Subject: Processing time question

Lindsay, I understand your concern, and while I haven’t benchmarked this specifically, I’ll bet that the time to build the tabs is small and that the processing load is insignificant unless you’re running a very high-traffic site. In that case, you can easily optimize this by using the built-in Rails caching system, so the result is cached and not computed each time. Unfortunately, that is beyond the scope of this tutorial.

From: lindsay       Date: 05/19/08 11:11 AM

Subject: responsiveness...

quick question… i understand making the layout dynamic, but should we worry about the processing time? it seams that if we needed to dynamically build tabs for each page each time we browse to one it could cause some problems when trying to scale. i know this isn’t production ready and is just a demo… just curious. the lessons are great.

thanks, lindsay

From: Bob Walsh       Date: 05/07/08 09:09 AM

Subject: Your lessons are excellent!

Just a quick comment to say your lessons are among the best I’ve seen in 25 years developing. Please! Keep up the good work!

From: Christopher Haupt       Date: 05/05/08 05:17 PM

Subject: RE: Project Assistance

John: We may eventually get to the more advanced topic of search in a future episode. For now, you might want to check out Ferret, Solr, or one of the other search engines out there. We have a few links on BuildingWebApps.com if you search for “search”. With respect towards listing out database contents of the CMS app from within a CMS generated page, we aren’t quite there yet.
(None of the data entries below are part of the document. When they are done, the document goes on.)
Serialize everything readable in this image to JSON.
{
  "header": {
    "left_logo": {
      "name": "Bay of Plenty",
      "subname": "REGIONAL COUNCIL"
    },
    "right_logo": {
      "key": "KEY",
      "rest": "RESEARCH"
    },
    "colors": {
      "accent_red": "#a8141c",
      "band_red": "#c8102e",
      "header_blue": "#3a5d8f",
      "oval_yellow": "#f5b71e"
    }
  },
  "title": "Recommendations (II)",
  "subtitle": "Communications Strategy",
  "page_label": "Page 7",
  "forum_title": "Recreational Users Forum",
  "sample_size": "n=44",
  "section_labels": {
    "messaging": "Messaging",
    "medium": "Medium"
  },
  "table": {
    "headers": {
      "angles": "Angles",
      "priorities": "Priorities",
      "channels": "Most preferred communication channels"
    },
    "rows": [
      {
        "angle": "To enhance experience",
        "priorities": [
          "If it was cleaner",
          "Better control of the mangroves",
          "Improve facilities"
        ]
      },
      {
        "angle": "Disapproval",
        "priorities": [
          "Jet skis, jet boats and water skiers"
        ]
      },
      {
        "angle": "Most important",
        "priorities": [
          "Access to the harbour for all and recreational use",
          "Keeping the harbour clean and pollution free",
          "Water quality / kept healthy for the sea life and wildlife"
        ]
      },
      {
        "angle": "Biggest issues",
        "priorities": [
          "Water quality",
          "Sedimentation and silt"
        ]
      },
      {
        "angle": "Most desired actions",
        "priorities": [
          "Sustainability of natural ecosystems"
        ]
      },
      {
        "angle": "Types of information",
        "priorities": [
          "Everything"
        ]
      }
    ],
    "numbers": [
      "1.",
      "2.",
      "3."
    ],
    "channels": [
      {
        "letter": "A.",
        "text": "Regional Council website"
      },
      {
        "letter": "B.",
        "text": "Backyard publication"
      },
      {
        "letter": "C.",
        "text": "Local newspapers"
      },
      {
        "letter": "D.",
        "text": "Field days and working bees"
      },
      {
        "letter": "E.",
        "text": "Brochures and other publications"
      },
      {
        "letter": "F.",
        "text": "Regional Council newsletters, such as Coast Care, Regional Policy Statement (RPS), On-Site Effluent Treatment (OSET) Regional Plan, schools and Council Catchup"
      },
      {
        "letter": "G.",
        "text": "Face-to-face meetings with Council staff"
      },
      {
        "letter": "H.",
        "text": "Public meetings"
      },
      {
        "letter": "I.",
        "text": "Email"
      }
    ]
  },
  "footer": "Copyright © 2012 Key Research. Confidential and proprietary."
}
The steps you would need to take in the mean time are to either create a custom page (e.g. a view on the pages controller, for instance), or if you are feeling like diving in deeper, look at supporting embedded Ruby within the pages themselves.

From: John       Date: 05/05/08 11:11 AM

Subject: Project Assistance

i am creating a database however, i would like to know how to install a search engine & i have a customer tab that i want to open “listing customer” within the customer frame. however, i am having some problems with this how do i do this?